Abstract:
As we all are living in pandemic covid19, which is affecting every perspective of daily life. Every
class is badly suffering from this disease. It has been a subject of discussion since 2019 due to the
increased prevalence of social media and its extensive use and it has been a source of tension, fear,
and disappointment for people all over the world. In this research, we have taken the covid19
tweets data of ten different regions including United States of America, Pakistan, India, China,
South Africa, Philippines, United Kingdom, Switzerland, Philippines, and Ireland with timespan
of 25th July of 2020 to 29th august of 2020. Using the common word embedding technique count vectorizer, we experimented with different classifiers on data to train deep neural networks to
improve the accuracy rate for predicting emotions. We assigned sentiments with highest accuracy
rate.
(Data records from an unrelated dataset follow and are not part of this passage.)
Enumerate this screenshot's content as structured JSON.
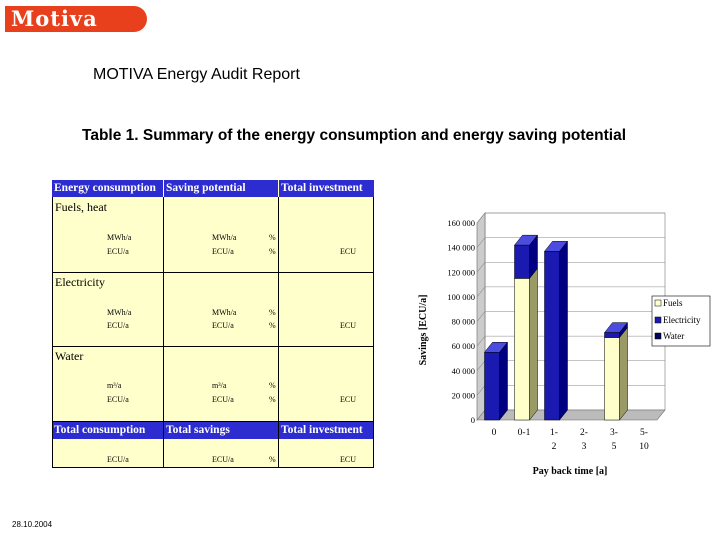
{
  "header": {
    "logo_text": "Motiva",
    "report_title": "MOTIVA Energy Audit Report"
  },
  "table": {
    "title": "Table 1. Summary of the energy consumption and energy saving potential",
    "header": [
      "Energy consumption",
      "Saving potential",
      "Total investment"
    ],
    "sections": [
      {
        "label": "Fuels, heat",
        "rows": [
          [
            "MWh/a",
            "MWh/a",
            "%",
            ""
          ],
          [
            "ECU/a",
            "ECU/a",
            "%",
            "ECU"
          ]
        ]
      },
      {
        "label": "Electricity",
        "rows": [
          [
            "MWh/a",
            "MWh/a",
            "%",
            ""
          ],
          [
            "ECU/a",
            "ECU/a",
            "%",
            "ECU"
          ]
        ]
      },
      {
        "label": "Water",
        "rows": [
          [
            "m³/a",
            "m³/a",
            "%",
            ""
          ],
          [
            "ECU/a",
            "ECU/a",
            "%",
            "ECU"
          ]
        ]
      }
    ],
    "footer_header": [
      "Total consumption",
      "Total savings",
      "Total investment"
    ],
    "footer_row": [
      "ECU/a",
      "ECU/a",
      "%",
      "ECU"
    ]
  },
  "chart_data": {
    "type": "bar",
    "variant": "3d-grouped",
    "title": "",
    "xlabel": "Pay back time [a]",
    "ylabel": "Savings [ECU/a]",
    "ylim": [
      0,
      160000
    ],
    "yticks": [
      "0",
      "20 000",
      "40 000",
      "60 000",
      "80 000",
      "100 000",
      "120 000",
      "140 000",
      "160 000"
    ],
    "categories": [
      [
        "0"
      ],
      [
        "0-1"
      ],
      [
        "1-",
        "2"
      ],
      [
        "2-",
        "3"
      ],
      [
        "3-",
        "5"
      ],
      [
        "5-",
        "10"
      ]
    ],
    "series": [
      {
        "name": "Fuels",
        "color": "#ffffcc",
        "values": [
          0,
          115000,
          0,
          0,
          67000,
          0
        ]
      },
      {
        "name": "Electricity",
        "color": "#1a1ab0",
        "values": [
          55000,
          27000,
          137000,
          0,
          4000,
          0
        ]
      },
      {
        "name": "Water",
        "color": "#000055",
        "values": [
          0,
          0,
          0,
          0,
          0,
          0
        ]
      }
    ],
    "legend_position": "right"
  },
  "footer": {
    "date": "28.10.2004"
  }
}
After mining the opinions of these regions about covid19, we have collected the PCR results
of these regions. we have compared the percentage of opinion in form of positive or negative
responses with percentage of per million PCR covid results of these regions. After this region and
time wise twitter-based PCR analysis, we came to know that how much these regions are serious
for pandemic. Also, we figured out a real time international measure to detect these region’s
seriousness for any future pandemic. This research can help the administrations of different regions
for taking wise and suitable steps for controlling spread of any outgoing and upcoming pandemic.